Reichert's two papers are of considerable importance, and Müller's remark in his review[209] of them is on the whole justified. "These praiseworthy investigations supply from the realm of embryology new and welcome foundations for comparative anatomy" (p. clxxxvii.).
The development of the skull was, however, more thoroughly worked out by Rathke, and with less theoretical bias, in his classical paper on the adder.[210] This memoir of Rathke's is an exhaustive one and deals with the development of all the principal organ-systems, but particularly of the skeletal and vascular. He confirmed in its essentials Reichert's account of the metamorphoses of the first two visceral arches, describing how the rudiment of the skeleton of the first arch appears as a forked process of the cranial basis, the upper prong developing into the palatine and pterygoid, the lower forming Meckel's cartilage, while the quadrate develops from the angle of the fork.
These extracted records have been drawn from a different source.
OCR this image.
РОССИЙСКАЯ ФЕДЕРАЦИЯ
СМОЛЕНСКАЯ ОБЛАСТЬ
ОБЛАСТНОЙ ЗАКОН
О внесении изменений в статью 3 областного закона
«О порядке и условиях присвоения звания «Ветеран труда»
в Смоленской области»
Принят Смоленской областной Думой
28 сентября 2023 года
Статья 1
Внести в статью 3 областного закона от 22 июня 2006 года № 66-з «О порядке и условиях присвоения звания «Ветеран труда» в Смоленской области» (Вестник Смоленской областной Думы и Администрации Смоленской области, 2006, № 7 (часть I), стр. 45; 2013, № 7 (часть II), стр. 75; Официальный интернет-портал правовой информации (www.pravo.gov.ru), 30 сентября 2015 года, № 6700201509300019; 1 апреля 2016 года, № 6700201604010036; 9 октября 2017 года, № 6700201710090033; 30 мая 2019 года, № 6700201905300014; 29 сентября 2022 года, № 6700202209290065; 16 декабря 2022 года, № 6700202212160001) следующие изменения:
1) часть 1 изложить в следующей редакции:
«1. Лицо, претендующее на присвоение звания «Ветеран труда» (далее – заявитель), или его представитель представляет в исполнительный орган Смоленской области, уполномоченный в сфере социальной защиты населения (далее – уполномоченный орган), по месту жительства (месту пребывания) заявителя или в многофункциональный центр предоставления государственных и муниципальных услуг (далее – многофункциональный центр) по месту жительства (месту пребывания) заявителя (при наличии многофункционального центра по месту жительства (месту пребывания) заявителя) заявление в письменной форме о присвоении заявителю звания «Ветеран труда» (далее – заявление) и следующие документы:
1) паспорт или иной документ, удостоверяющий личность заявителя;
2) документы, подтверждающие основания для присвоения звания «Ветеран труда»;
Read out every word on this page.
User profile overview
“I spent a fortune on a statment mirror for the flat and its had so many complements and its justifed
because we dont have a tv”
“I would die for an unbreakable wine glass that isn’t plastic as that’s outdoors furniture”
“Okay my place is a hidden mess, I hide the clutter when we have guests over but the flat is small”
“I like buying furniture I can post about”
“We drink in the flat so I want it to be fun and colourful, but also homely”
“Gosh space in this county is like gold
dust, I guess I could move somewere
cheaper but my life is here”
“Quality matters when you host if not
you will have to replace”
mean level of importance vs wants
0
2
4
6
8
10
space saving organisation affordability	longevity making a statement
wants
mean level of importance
The actual bone of the upper jaw (maxillary) develops outside and separate from the palato-pterygoid bar. The cartilaginous rod supporting the second visceral arch divides into three pieces on each side, of which the lower two form the hyoid, the uppermost the columella. Like Reichert he held the visceral arches to be parts of the visceral plates, containing, however, elements from all three germ-layers—the serous, mucous, and vessel layers.